Perspectives of Stakeholders in Data Governance
ABSTRACT
A major challenge for data privacy is accounting for the varying and sometimes opposing goals of the many stakeholders that may touch any given piece of data. This talk will cover recent and ongoing studies at ICSI that aim to tease out the perspectives of data stakeholders and how each approaches data management and governance.

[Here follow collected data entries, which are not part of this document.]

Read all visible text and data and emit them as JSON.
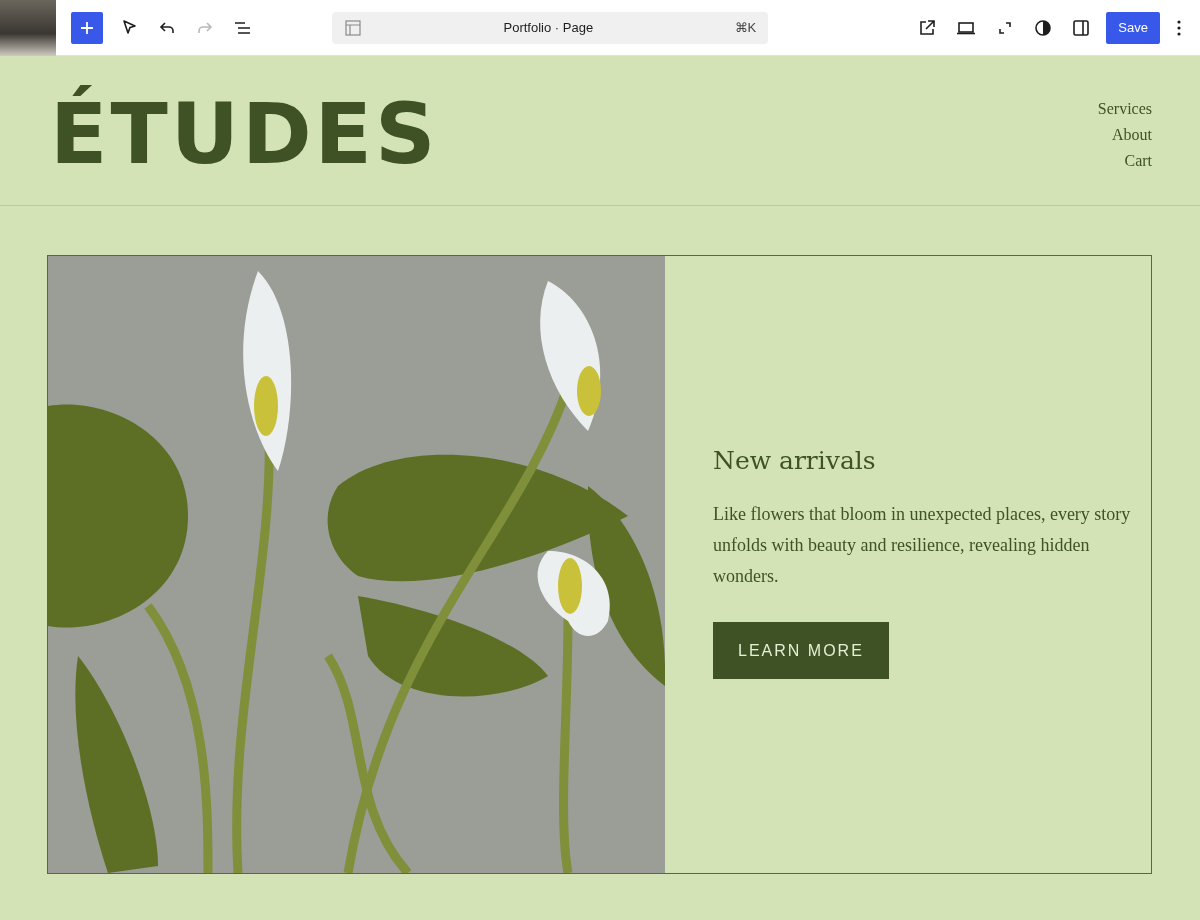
{
  "toolbar": {
    "document_title": "Portfolio · Page",
    "shortcut": "⌘K",
    "redo": {
      "disabled": true
    },
    "save_label": "Save"
  },
  "site": {
    "title": "ÉTUDES",
    "nav": [
      {
        "label": "Services"
      },
      {
        "label": "About"
      },
      {
        "label": "Cart"
      }
    ]
  },
  "hero": {
    "selected": true,
    "heading": "New arrivals",
    "text": "Like flowers that bloom in unexpected places, every story unfolds with beauty and resilience, revealing hidden wonders.",
    "button": "LEARN MORE"
  }
}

Our work covers the data management approaches of: - Tech companies: How "privacy champions" within product teams move organizations towards more privacy-friendly practices; - Mobile platforms: How enhanced privacy requirements for apps that access health data are structured, documented, and enforced; - Ad networks: How ad networks present the choice between personalized and non-personalized ads to developers using their SDKs; - Individual developers: How app developers navigate data management challenges introduced by other stakeholders, e.g., mobile platforms or ad networks; - Healthcare providers: How healthcare professionals view data use by consumer health apps, in the context of health data standards in their countries.
BIO
Julia Bernd received her MA in Linguistics from Stanford University in 2002, and has since then applied her academic training to practical causes by working on a wide variety of social-science and public-health research projects around the Bay Area. At ICSI and UC Berkeley, she has been involved in program evaluations; curriculum projects in privacy, security, and the social impacts of computing; and open-access corpus development. Current research interests include user expectations about smart homes, privacy culture in software development, and the intersections of privacy and social power dynamics.